Geek, game show host or genius?
Elvis Costello showed his audience of about 3,000 Thursday in the MSU Auditorium that he is a little of each.
After an eight-song, acoustic guitar set by Nick Lowe, longtime Costello friend, Costello took the stage for a two-hour show.
He looked for all the world the part of the geek: receding hairline, brow beaded with sweat, his trademark black-rimmed glasses and black shirt cuffs sticking out from the sleeves of his not-quite-tailored tan jacket.
But once he strummed his guitar and started singing "Accidents Will Happen," the genius was revealed.
Except for the show-closing "Pump It Up," where Costello used an electric guitar and synthetic percussion, the set's 22 songs were entirely acoustic.
That's a wide departure from the early, '80s, when Costello toured with the Attractions, rarely took time to speak to the audience and pumped it out as fast and as loudly as possible.
In his acoustic incarnation, Costello has found the perfect showcase for lyrics from haunting tales to political commentary to acerbic observations of life.
The new Costello seemed to delight the audience of students and longtime fans.
Costello's set was surprisingly light on material from his new album, Spike. He chose "Deep Dark Truthful Mirror," "God's Comic," the current hit "Veronica" and "Pads, Paws and Claws."
After jamming so hard on "Fade Away" that he broke a guitar string, Costello invited Lowe back for "a couple of songs we thieve from each other." The two played "Indoor Fireworks" and "What's So Funny About Peace Love and Understanding?"
To end the show, the geeky-genius-turned-game-show-host came on stage in a velour jacket, carrying a pitchfork and accompanied by a giant satin heart, split down the middle as if broken.
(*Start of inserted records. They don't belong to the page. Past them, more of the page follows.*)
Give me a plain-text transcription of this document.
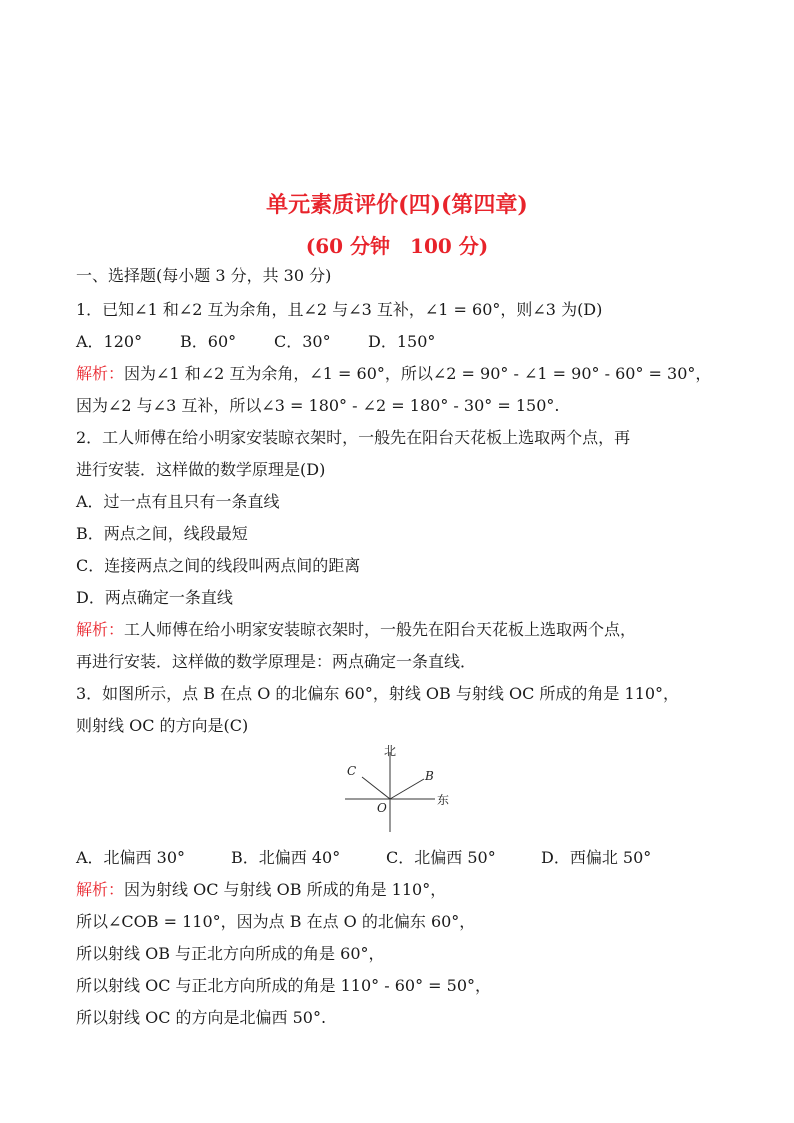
单元素质评价(四)(第四章)
(60 分钟　100 分)

一、选择题(每小题 3 分，共 30 分)

1．已知∠1 和∠2 互为余角，且∠2 与∠3 互补，∠1 = 60°，则∠3 为(D)

A．120° B．60° C．30° D．150°

解析：因为∠1 和∠2 互为余角，∠1 = 60°，所以∠2 = 90° - ∠1 = 90° - 60° = 30°，

因为∠2 与∠3 互补，所以∠3 = 180° - ∠2 = 180° - 30° = 150°.

2．工人师傅在给小明家安装晾衣架时，一般先在阳台天花板上选取两个点，再

进行安装．这样做的数学原理是(D)

A．过一点有且只有一条直线

B．两点之间，线段最短

C．连接两点之间的线段叫两点间的距离

D．两点确定一条直线

解析：工人师傅在给小明家安装晾衣架时，一般先在阳台天花板上选取两个点，

再进行安装．这样做的数学原理是：两点确定一条直线．

3．如图所示，点 B 在点 O 的北偏东 60°，射线 OB 与射线 OC 所成的角是 110°，

则射线 OC 的方向是(C)

北
东
O
B
C

A．北偏西 30°	B．北偏西 40°	C．北偏西 50°	D．西偏北 50°

解析：因为射线 OC 与射线 OB 所成的角是 110°，

所以∠COB = 110°，因为点 B 在点 O 的北偏东 60°，

所以射线 OB 与正北方向所成的角是 60°，

所以射线 OC 与正北方向所成的角是 110° - 60° = 50°，

所以射线 OC 的方向是北偏西 50°.
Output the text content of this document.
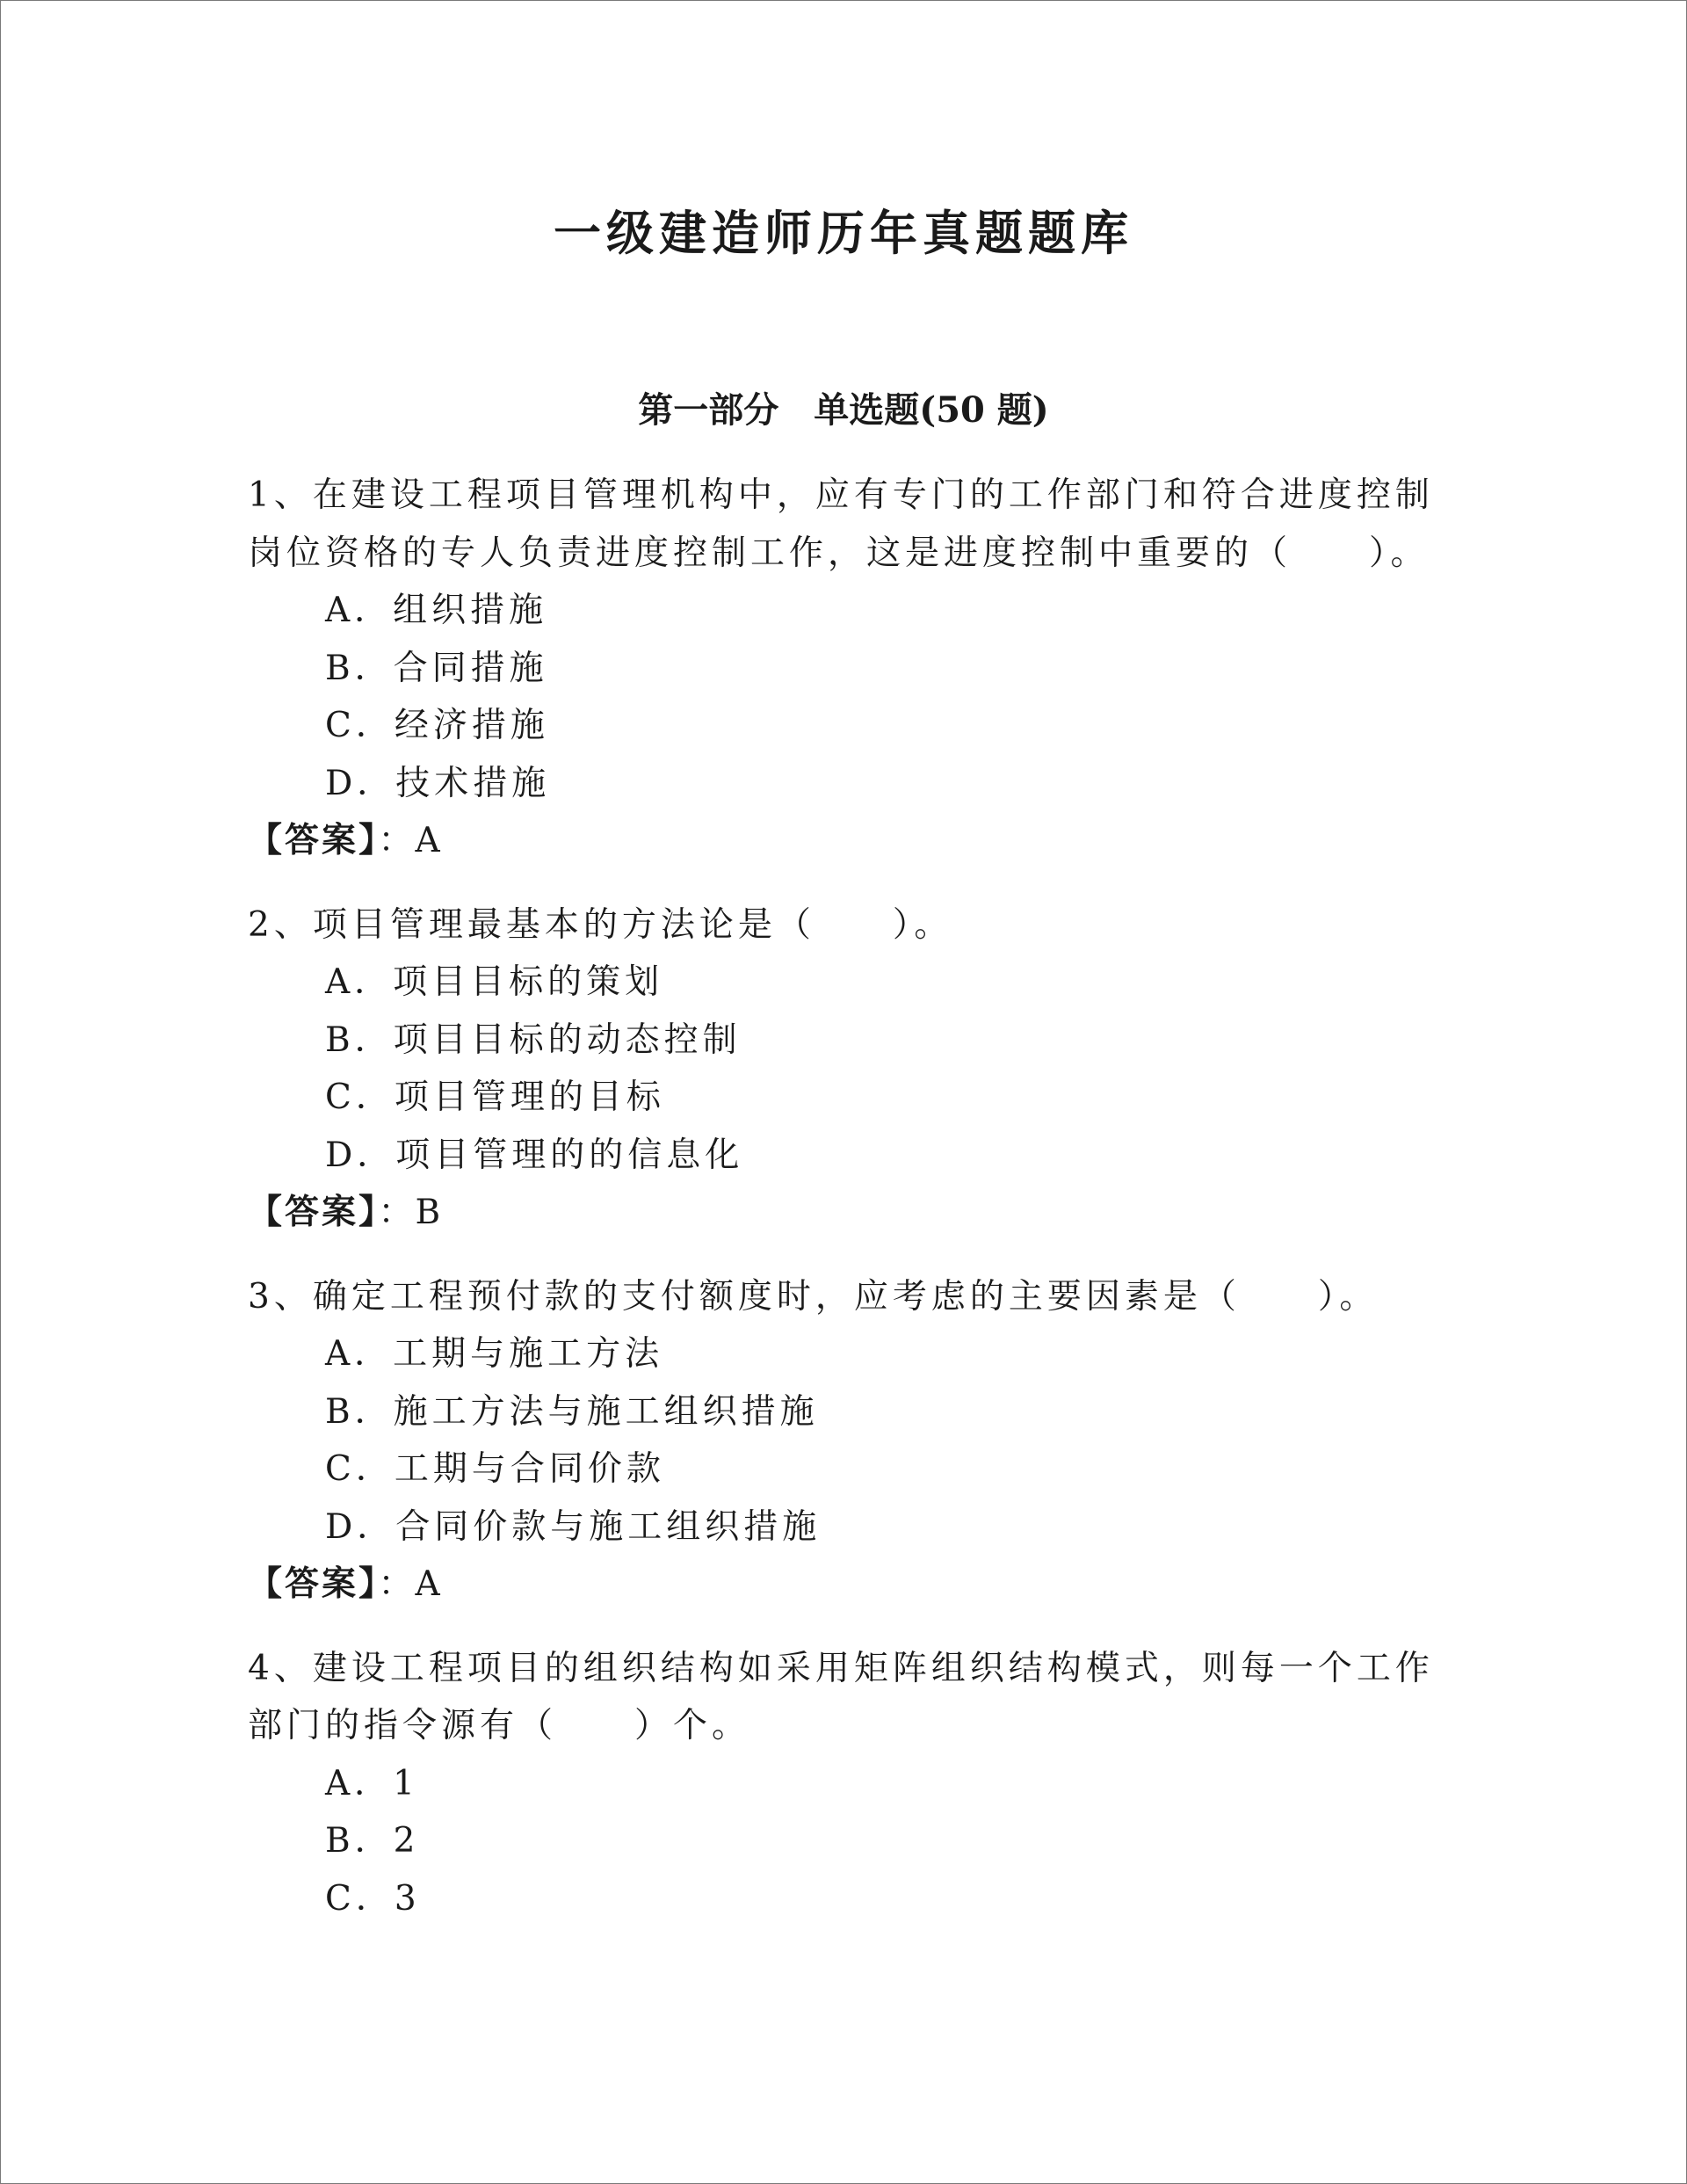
一级建造师历年真题题库
第一部分　单选题(50 题)
1、在建设工程项目管理机构中，应有专门的工作部门和符合进度控制岗位资格的专人负责进度控制工作，这是进度控制中重要的（　　）。
A．组织措施
B．合同措施
C．经济措施
D．技术措施
【答案】：A
2、项目管理最基本的方法论是（　　）。
A．项目目标的策划
B．项目目标的动态控制
C．项目管理的目标
D．项目管理的的信息化
【答案】：B
3、确定工程预付款的支付额度时，应考虑的主要因素是（　　）。
A．工期与施工方法
B．施工方法与施工组织措施
C．工期与合同价款
D．合同价款与施工组织措施
【答案】：A
4、建设工程项目的组织结构如采用矩阵组织结构模式，则每一个工作部门的指令源有（　　）个。
A．1
B．2
C．3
He introduced himself as Monsignor Napoleon Dynamite. As a man dressed as a werewolf chose the first "sinner" from the crowd, Msgr. Dynamite explained the show's premise: The sinner would pluck one of the "13½ Deadly Sins" from the heart, then choose a song he or she wanted to hear.
The sins included "awesomeness," "girls, girls, girls," "lust," and "getting caught again." The songs included "Alison," "Everyday I Write the Book," "Man Out of Time" and "Pump It Up."
For good measure, Costello tossed in a short rendition of "Happy Birthday" for an audience "sinner" named Angie. That's not something the Costello of the early '80s probably would have done.
It seems the geeky genius has grown up, and his music with him.